This first monograph on Uri Aran's multifaceted work provides a comprehensive overview of his artistic production through a detailed selection of his works, numerous installation views, newly commissioned texts by Fionn Meade and Liam Gillick, as well as an interview by Beatrix Ruf, Niels Olsen and Fredi Fischli. The publication also contains a visual essay by the artist.
Published following Uri Aran's exhibition at Kunsthalle Zürich in 2013.

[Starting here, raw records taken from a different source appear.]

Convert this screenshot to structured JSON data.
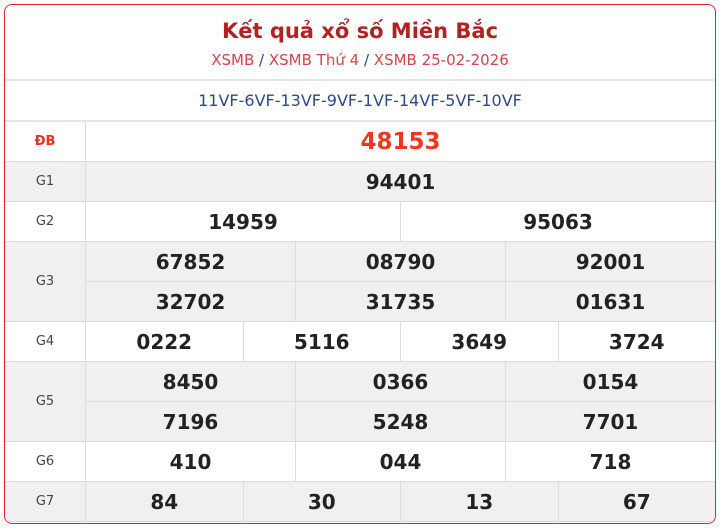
{
  "header": {
    "title": "Kết quả xổ số Miền Bắc",
    "breadcrumbs": [
      "XSMB",
      "XSMB Thứ 4",
      "XSMB 25-02-2026"
    ],
    "separator": "/"
  },
  "codes": "11VF-6VF-13VF-9VF-1VF-14VF-5VF-10VF",
  "prizes": [
    {
      "label": "ĐB",
      "rows": [
        [
          "48153"
        ]
      ]
    },
    {
      "label": "G1",
      "rows": [
        [
          "94401"
        ]
      ]
    },
    {
      "label": "G2",
      "rows": [
        [
          "14959",
          "95063"
        ]
      ]
    },
    {
      "label": "G3",
      "rows": [
        [
          "67852",
          "08790",
          "92001"
        ],
        [
          "32702",
          "31735",
          "01631"
        ]
      ]
    },
    {
      "label": "G4",
      "rows": [
        [
          "0222",
          "5116",
          "3649",
          "3724"
        ]
      ]
    },
    {
      "label": "G5",
      "rows": [
        [
          "8450",
          "0366",
          "0154"
        ],
        [
          "7196",
          "5248",
          "7701"
        ]
      ]
    },
    {
      "label": "G6",
      "rows": [
        [
          "410",
          "044",
          "718"
        ]
      ]
    },
    {
      "label": "G7",
      "rows": [
        [
          "84",
          "30",
          "13",
          "67"
        ]
      ]
    }
  ],
  "colors": {
    "border": "#e0232e",
    "title": "#b22222",
    "special": "#f2361c",
    "codes": "#2b4a8a"
  }
}
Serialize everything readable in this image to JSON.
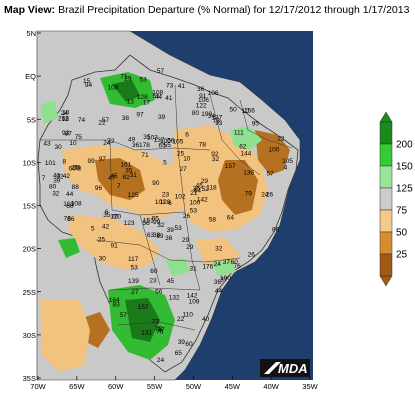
{
  "title_prefix": "Map View:",
  "title_text": "Brazil Precipitation Departure (% Normal) for 12/17/2012 through 1/17/2013",
  "lat_ticks": [
    "5N",
    "EQ",
    "5S",
    "10S",
    "15S",
    "20S",
    "25S",
    "30S",
    "35S"
  ],
  "lon_ticks": [
    "70W",
    "65W",
    "60W",
    "55W",
    "50W",
    "45W",
    "40W",
    "35W"
  ],
  "legend": {
    "labels": [
      "200",
      "150",
      "125",
      "75",
      "50",
      "25"
    ],
    "colors": [
      "#1a8a1a",
      "#33cc33",
      "#99e699",
      "#cccccc",
      "#f5c98a",
      "#d98c2b",
      "#a05a12"
    ]
  },
  "colors": {
    "ocean": "#1e3f6e",
    "land": "#c9c9c9",
    "brown": "#b5711f",
    "tan": "#f2c27f",
    "green_light": "#8fe08f",
    "green": "#33bb33",
    "green_dark": "#1a7a1a",
    "border": "#333333"
  },
  "logo_text": "MDA",
  "station_values": [
    "36",
    "10",
    "99",
    "21",
    "83",
    "106",
    "56",
    "137",
    "26",
    "94",
    "108",
    "63",
    "92",
    "137",
    "27",
    "31",
    "100",
    "64",
    "76",
    "75",
    "44",
    "32",
    "24",
    "4",
    "95",
    "73",
    "101",
    "72",
    "50",
    "164",
    "60",
    "82",
    "96",
    "44",
    "7",
    "100",
    "76",
    "53",
    "100",
    "37",
    "15",
    "22",
    "73",
    "70",
    "92",
    "97",
    "10",
    "91",
    "17",
    "23",
    "56",
    "37",
    "47",
    "99",
    "90",
    "39",
    "102",
    "58",
    "24",
    "26",
    "45",
    "40",
    "108",
    "118",
    "6",
    "39",
    "34",
    "73",
    "5",
    "71",
    "80",
    "36",
    "95",
    "125",
    "12",
    "55",
    "56",
    "29",
    "39",
    "35",
    "53",
    "25",
    "49",
    "64",
    "30",
    "79",
    "93",
    "45",
    "38",
    "91",
    "35",
    "29",
    "88",
    "53",
    "45",
    "10",
    "75",
    "51",
    "57",
    "24",
    "43",
    "26",
    "41",
    "39",
    "5",
    "42",
    "6",
    "31",
    "41",
    "57",
    "106",
    "8",
    "60",
    "60",
    "101",
    "36",
    "29",
    "80",
    "36",
    "43",
    "21",
    "30",
    "39",
    "65",
    "42",
    "24",
    "8",
    "60",
    "44",
    "57",
    "32",
    "27",
    "65",
    "62",
    "142",
    "37",
    "86",
    "103",
    "60",
    "71",
    "157",
    "38",
    "23",
    "22",
    "7",
    "24",
    "157",
    "29",
    "117",
    "103",
    "128",
    "105",
    "78",
    "52",
    "25",
    "122",
    "6",
    "76",
    "100",
    "105",
    "28",
    "132",
    "109",
    "22",
    "32",
    "136",
    "178",
    "161",
    "111",
    "139",
    "110",
    "10",
    "32",
    "128",
    "97",
    "36",
    "57",
    "74",
    "120",
    "13",
    "93",
    "208",
    "123",
    "151",
    "190",
    "86",
    "35",
    "176",
    "53",
    "142",
    "131",
    "108",
    "144",
    "87",
    "156"
  ]
}
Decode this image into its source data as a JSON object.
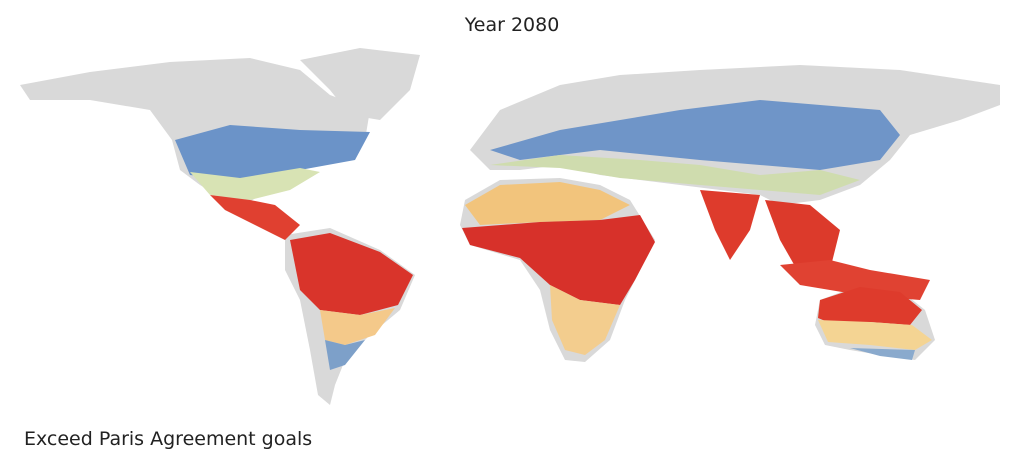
{
  "title": "Year 2080",
  "caption": "Exceed Paris Agreement goals"
}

The themes found in the work of Uri Aran (born 1977 in Israel, lives and works in New York) include the interrogation and redefinition of structures and models of communication, the material world, and interpersonal relationships. His visually idiosyncratic and disconcerting videos, drawings, assemblages, texts, and sculptures hover on the boundary between the familiar and the strange. Aran's narratives revolve around longing, identity, home, the everyday, sentimentality, and sadness, as well as dislocation and displacement. By superimposing different temporal axes, linguistic structures, and material categories, he reconstructs, extends, and manipulates the idea of what constitutes a story, and subverts existing genres and hierarchies. In his work Aran explores humor, poetics, and the manipulation of popular objects, and triggers feelings associated with them, while simultaneously prompting viewers to doubt these objects, their relationships to them, and their own experiences.